Femme russe de dos

Violences domestiques : le Kremlin condamné par la Cour européenne des Droits de l'Homme

Jeudi, 23 Décembre 2021

La Cour européenne des Droits de l'Homme a condamné la Russie à modifier sa législation sur les violences domestiques dans un arrêt donnant raison à quatre femmes victimes de la violence de leur ancien partenaire.

"Vous et lui allez faire la paix. Ce n'est pas important". Un mois après cette réponse de la police au dépot de plainte de Margarita Gracheva envers son époux pour agressions et menaces, ce dernier la traînait dans les bois pour lui trancher les deux mains à la hache. Quatre ans plus tard, le mardi 14 décembre 2021, la Cour européenne des Droits de l'Homme (CEDH) a condamné la Russie à verser plus de 330.000 euros de dédommagement à Gracheva.

Dans son arrêt donnant raison à la suppliciée ainsi qu'à trois autres plaignantes, la CEDH dénonce les manquements législatifs russes concernant la prévention et la condamnation des violences domestiques et l'enjoint de modifier "de toute urgence" son cadre juridique qui ne contient "aucune définition" des violences conjugales. Une situation qui, malheureusement, s'inscrit dans une relation complexe entre le droit des femmes et l'ancienne république soviétique.

En 2017, la "loi des gifles" dépénalisait les violences intrafamiliales

Le 7 février 2017, le président Vladimir Poutine a promulgué une loi de la Douma dépénalisant certaines formes de violences intrafamiliales "sans séquelles graves", y compris envers les enfants. Les peines pour ces actes sont passées de deux ans de prison à de simples amendes de 30.000 roubles (470 euros), sauf en cas de violences graves ou de récidive. Pourtant, selon la députée Oksana Pushkina, qui se basait sur les chiffres d'une étude ordonnée par le parlement russe, "70% des familles souffrent de violences domestiques". "Dans 80% des cas, les victimes sont des femmes". Selon l'ONG Centre national contre la violence familiale, une femme meurt toutes les 63 minutes sous les coups d'un proche en Russie.

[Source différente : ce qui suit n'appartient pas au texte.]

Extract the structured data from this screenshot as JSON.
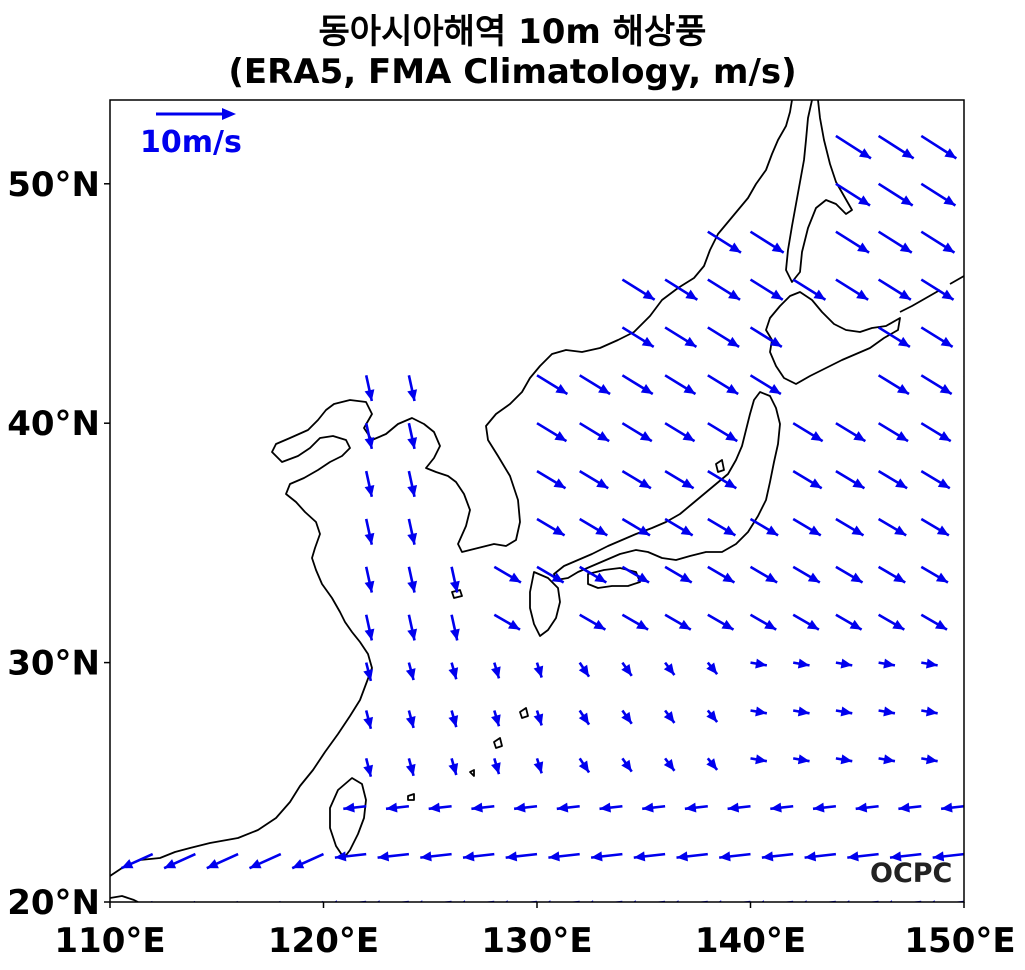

Alors la résistance s'organise. Face à une police russe qui "ne veut pas se mêler des affaires familiales" et des autorités qui estiment que les violences domestiques ont été moins nombreuses durant le confinement d'avril 2020 que durant le mois d'avril 2019, une pétition avait recueilli près de 650 000 signatures le lundi 29 juillet 2019 grâce à une vaste campagne choc sur les réseaux sociaux sous le slogan "Je ne voulais pas mourir".

Le vendredi 9 avril 2021, la Cour constitutionnelle russe a tranché en faveur d'un durcissement de la législation concernant les violences domestiques. Il s'agit notamment d'un durcissement des sanctions visant les récidivistes de violences domestiques. Une victoire "historique" selon les associations de défense des droits des femmes, mais encore "insuffisante" en vue de la gravité de la situation nationale.

Bras de fer entre Moscou et la Cour européenne des Droits de l'Homme

Un constat de violation de la Convention européenne des Droits de l'Homme "entraîne pour l'Etat défendeur l'obligation juridique" d'adapter son droit pour "mettre fin" à cette violation sous peine de sanctions. La CEDH se base sur l'Article 46 de la Convention qui définit le caractère contraignant de ses arrêts. C'est ainsi qu'elle s'autorise d'exiger à la Russie d'intégrer "dans son droit interne une définition de la notion de violences domestiques" couvrant "divers types de violence" (physique, sexuelle, psychologique, économique) et d'ériger "les actes de violences domestiques en infractions" réprimées par des "peines appropriées".

Deux jours après l'arrêt de la CEDH, le jeudi 16 décembre 2021, Dmitri Peskov, le porte-parole du Kremlin, a exclu tout durcissement de la législation russe sur les violences domestiques. "Nous considérons que la législation en vigueur met en place tous les instruments nécessaires pour lutter contre ce mal, les forces de l'ordre font les efforts nécessaires.".

À l'inverse, le Commissaire pour les Droits de l'Homme du Ministère des Affaires étrangères russe, Grigory Lukyantsev, a déclaré à Sputnik que la loi sur les violences domestiques "pourrait changer" : "90%", "voire 95%" des décisions de la Cour européenne des Droits de l'Homme ont été prises en compte et implémentées par la Russie depuis la signature de la Convention. "C'est toujours une possibilité, car certaines lois et initiatives législatives sont encore à l'étude. Il est difficile de le prédire car il s'agit d'un sujet très sensible et complexe". Longue est encore la marche vers la sécurité des femmes en Russie.